If you do ever plan on having children then you should avoid leaving them alone with family. Some relatives don’t mean harm they just feel bad for your mom not having time with her grandkids so they might take pictures or videos of the chidren (or of course child). If you leave them alone too long they might decide to take a drive to your mom’s.
If you ever need someone to talk to about it feel free to pm me.
@RedRose1979: I don’t understand the limo nonsence. Were you and hubby supposed to ride in it or just your mom’s fam. If it was supposed to be you and hubs and your mom and people of her choosing it is only right that his fam rides as well. To cry over this is completly ridiculous. She wants to munipulate you plain and simple with her crying. Don’t let her.
If that is her e-mail directly copy and pasted, then she writes like a 13 year old spoiled brat. My god I’m sorry you have to deal with that. Hope you can come out of this a better person.
I would be completely done, block them all on FB, change my email and phone numbers. And dare the bitches to contact me again.
The absolute best thing you can do in this situation is get out of it. Don’t respond to texts, e-mails, anything. Depending on what you use for e-mail, you can route all their e-mails to a certain folder. I’d consider adding all your family members to a list on facebook, so you can control what they see. If they’re posting on your wall or harassing you, I’d remove them completely.
This doesn’t have to last forever. I think once everything has cooled down (and it may take a few months) you can find a good opportunity to extend an olive branch and reconnect, if you so choose. But for now, everyone is way too agitated and inserting themselves into a situation that has nothing to do with them, so your best bet is to remove yourself.
I’m so sorry you are going through this. I myself have issues with my family and actually none of them will be at my wedding which is in 3.5 weeks! My boss is walking me down the isle. My whole family is in Poland so none of them can come plus there is tons of drama with my mother and how materialistic she is.
At this point I would actually cut off contact from all those that are affecting you in the negative way. I know it’s hard but it eventually will give you strength.
Once you calm down and are at peace more, I would write a letter to your mother and your aunt about your feelings and how did all of their drama affected you.
Then leave it at that. Don’t respond to snarky comments or stupid texts. Those are hooks and they try to get you on them.
By writing a letter you will be able to get all your emotions out, let them read it and CC others that need to read it too.

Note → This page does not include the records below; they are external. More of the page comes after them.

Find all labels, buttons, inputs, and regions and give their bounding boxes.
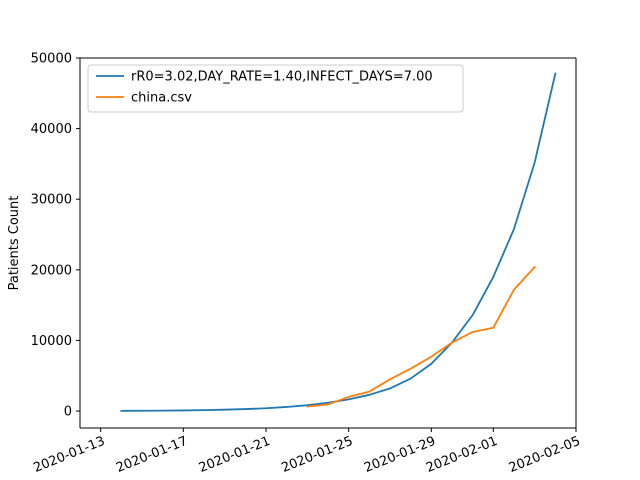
legend-label-1: rR0=3.02,DAY_RATE=1.40,INFECT_DAYS=7.00: [131, 70, 433, 85]
x-tick-label: 2020-01-13: [31, 434, 107, 476]
legend-label-2: china.csv: [131, 91, 192, 106]
y-tick-label: 20000: [31, 263, 72, 278]
x-tick-label: 2020-01-17: [114, 434, 190, 476]
legend-box: [87, 64, 464, 113]
series-layer: [120, 72, 557, 412]
y-tick-label: 50000: [31, 52, 72, 67]
y-tick-label: 0: [64, 405, 72, 420]
y-tick-label: 10000: [31, 334, 72, 349]
legend: rR0=3.02,DAY_RATE=1.40,INFECT_DAYS=7.00c…: [87, 64, 464, 113]
x-tick-label: 2020-01-21: [197, 434, 273, 476]
y-tick-label: 40000: [31, 122, 72, 137]
series-line-2: [306, 265, 536, 408]
x-tick-label: 2020-01-25: [279, 434, 355, 476]
y-tick-label: 30000: [31, 193, 72, 208]
plot-area: [80, 58, 576, 428]
x-tick-label: 2020-02-05: [507, 434, 583, 476]
x-tick-label: 2020-02-01: [424, 434, 500, 476]
y-axis-label: Patients Count: [7, 196, 22, 291]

Heck CC all your family in them. And then let it go.
@ItWasntMe: I agree. You said you used to have a great relationship and spoke to her every day. She paid for the wedding. How did it come to this over a limo and some seating arrangements?
You are getting a lot of bees telling you to cut her out of your life, but did all these bees have wonderful relationships with their mothers before their weddings?
The other thing that stands out is a lack of verbal communication. text, email, facebook… That’s got to stop. Get down to her house and knock on the door.
If that doesn’t work, visit your father. At work if need be.